A entrada num novo ano comemora-se de muitas e bizarras formas por esse Mundo fora. São tradições que têm, quase sempre, um objetivo comum. O de formular os melhores desejos para os 12 meses que se aproximam, na tentativa de esquecer os que estão a terminar. Algo que os portugueses não desprezariam por muitas uvas-passas que comam à passagem das 12 badaladas. 
Na Argentina a tradição é outra. Acredita-se que usar lingerie nova e cor-de-rosa na passagem do ano dá sorte no amor. Na velha Itália o costume é idêntico, mas o mito do macho latino manda que se ofereça roupa interior vermelha às mulheres. Já no Brasil, país que em termos latinidade, chamemos-lhe assim, nada fica a dever aos transalpinos, usar branco por fora é condição. Para afugentar os maus espíritos. 

Nos nossos antípodas, o costume faria corar de vergonha uma manifestação de luso-indignados, uma vez que na Nova Zelândia se celebra cada ano a bater em panelas e frigideiras com mais ruído do que se estivéssemos na escadaria da Assembleia da República. Em França - o país outrora elegante que deu o nome ao "réveillon" - come-se simplesmente bem e bebe-se champanhe. Este ano talvez alguns franceses se lembrem da má sorte de terem um François Hollande a viver no Palácio do Eliseu. Sem o falido glamour gaulês, no Chile há quem coma uma colher de lentilhas esperando, dessa peculiar forma, que o novo ano possa trazer trabalho e dinheiro. São vícios que, de tão enraizados, se torna difícil abandonar. 

Há, no entanto, um lugar onde, em vez de se formularem desejos para o ano que vem, se assinala prudentemente o que passou. Acontece na remota aldeia de Portmagee, na Irlanda, mas não era mau que também fosse tradição entre nós. Pelo menos este ano. E a referência geográfica é obra do acaso, sem qualquer intenção assistencial.

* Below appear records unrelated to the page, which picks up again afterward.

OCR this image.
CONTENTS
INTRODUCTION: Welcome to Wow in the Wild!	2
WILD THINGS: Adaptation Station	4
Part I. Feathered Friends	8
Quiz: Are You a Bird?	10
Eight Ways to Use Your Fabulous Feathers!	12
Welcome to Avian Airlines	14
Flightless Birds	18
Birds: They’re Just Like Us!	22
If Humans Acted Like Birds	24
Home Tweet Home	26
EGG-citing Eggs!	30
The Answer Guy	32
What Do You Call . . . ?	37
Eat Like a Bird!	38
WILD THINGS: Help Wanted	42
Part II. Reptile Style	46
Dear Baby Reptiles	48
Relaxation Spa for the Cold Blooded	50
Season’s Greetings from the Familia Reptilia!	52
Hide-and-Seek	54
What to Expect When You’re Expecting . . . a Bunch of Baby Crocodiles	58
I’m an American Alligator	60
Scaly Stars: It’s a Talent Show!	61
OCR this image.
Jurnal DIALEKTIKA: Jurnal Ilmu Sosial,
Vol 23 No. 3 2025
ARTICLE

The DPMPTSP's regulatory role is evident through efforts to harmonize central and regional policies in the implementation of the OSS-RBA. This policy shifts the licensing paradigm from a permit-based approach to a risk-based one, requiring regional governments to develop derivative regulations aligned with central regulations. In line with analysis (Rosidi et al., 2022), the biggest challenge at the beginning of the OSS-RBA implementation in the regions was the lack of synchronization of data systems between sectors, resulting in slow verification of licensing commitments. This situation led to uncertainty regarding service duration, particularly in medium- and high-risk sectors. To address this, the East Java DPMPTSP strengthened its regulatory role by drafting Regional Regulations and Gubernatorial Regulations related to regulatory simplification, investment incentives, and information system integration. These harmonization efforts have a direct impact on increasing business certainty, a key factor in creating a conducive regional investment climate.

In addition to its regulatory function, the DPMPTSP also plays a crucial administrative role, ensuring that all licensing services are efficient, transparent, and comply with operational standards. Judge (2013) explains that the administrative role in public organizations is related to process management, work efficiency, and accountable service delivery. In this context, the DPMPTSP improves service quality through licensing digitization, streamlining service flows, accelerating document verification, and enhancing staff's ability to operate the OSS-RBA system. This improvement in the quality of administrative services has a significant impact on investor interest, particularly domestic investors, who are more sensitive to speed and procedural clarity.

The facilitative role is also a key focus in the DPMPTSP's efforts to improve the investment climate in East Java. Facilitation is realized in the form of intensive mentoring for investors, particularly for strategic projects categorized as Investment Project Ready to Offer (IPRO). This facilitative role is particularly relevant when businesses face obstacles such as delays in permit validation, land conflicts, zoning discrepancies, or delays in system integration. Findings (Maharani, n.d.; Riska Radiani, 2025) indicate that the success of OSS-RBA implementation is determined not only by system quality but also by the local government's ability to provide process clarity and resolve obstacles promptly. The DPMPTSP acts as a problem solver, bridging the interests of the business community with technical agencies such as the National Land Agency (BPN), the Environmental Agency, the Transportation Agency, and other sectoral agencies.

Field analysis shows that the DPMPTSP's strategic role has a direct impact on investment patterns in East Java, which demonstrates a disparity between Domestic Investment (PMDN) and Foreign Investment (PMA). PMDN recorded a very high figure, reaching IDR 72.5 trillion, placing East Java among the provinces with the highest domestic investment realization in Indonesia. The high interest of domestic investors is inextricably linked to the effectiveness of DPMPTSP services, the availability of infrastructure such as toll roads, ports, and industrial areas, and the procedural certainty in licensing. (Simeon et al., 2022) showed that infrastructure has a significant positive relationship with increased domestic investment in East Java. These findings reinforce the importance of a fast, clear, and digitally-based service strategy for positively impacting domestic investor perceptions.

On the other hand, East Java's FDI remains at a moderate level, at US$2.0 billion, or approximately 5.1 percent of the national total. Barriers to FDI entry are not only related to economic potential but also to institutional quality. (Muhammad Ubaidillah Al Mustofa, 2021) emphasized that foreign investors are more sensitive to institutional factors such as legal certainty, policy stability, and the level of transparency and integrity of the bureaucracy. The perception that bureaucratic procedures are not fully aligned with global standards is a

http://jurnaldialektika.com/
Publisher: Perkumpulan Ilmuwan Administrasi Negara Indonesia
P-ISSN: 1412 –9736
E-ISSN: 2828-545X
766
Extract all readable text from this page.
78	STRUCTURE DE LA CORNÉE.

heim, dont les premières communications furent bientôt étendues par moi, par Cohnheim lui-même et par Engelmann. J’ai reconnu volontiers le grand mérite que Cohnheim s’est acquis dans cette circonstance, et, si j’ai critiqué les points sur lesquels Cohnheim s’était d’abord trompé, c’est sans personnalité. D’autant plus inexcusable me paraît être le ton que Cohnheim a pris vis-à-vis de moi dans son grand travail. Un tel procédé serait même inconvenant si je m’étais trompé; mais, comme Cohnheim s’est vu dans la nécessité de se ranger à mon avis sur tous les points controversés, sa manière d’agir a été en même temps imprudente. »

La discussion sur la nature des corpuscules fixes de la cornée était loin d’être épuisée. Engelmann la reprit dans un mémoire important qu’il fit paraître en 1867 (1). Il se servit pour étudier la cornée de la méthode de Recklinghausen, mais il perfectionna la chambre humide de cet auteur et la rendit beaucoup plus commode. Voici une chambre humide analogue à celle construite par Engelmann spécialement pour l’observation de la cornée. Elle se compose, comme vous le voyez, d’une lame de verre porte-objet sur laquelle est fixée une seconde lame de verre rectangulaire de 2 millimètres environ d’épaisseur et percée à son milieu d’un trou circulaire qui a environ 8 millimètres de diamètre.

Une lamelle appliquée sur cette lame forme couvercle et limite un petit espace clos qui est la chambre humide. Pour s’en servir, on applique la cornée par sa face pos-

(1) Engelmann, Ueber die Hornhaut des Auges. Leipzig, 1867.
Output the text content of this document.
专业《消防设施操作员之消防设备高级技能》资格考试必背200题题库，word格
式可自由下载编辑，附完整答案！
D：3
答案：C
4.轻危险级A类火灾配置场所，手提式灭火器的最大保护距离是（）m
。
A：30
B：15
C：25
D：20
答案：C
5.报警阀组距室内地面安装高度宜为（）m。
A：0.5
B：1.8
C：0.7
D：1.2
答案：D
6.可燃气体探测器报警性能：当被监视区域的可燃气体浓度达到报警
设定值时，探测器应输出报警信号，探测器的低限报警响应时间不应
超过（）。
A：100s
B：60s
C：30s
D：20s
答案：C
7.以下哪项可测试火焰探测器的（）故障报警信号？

Olhar para trás seria bom para não nos esquecermos do ano que agora termina e que marcará para sempre Portugal. Foi um ano irrevogável. E também aquele em que o desemprego cresceu de forma dramática. Um período marcado pelas machadadas na Função Pública e pelo êxodo migratório da nossa juventude mais qualificada.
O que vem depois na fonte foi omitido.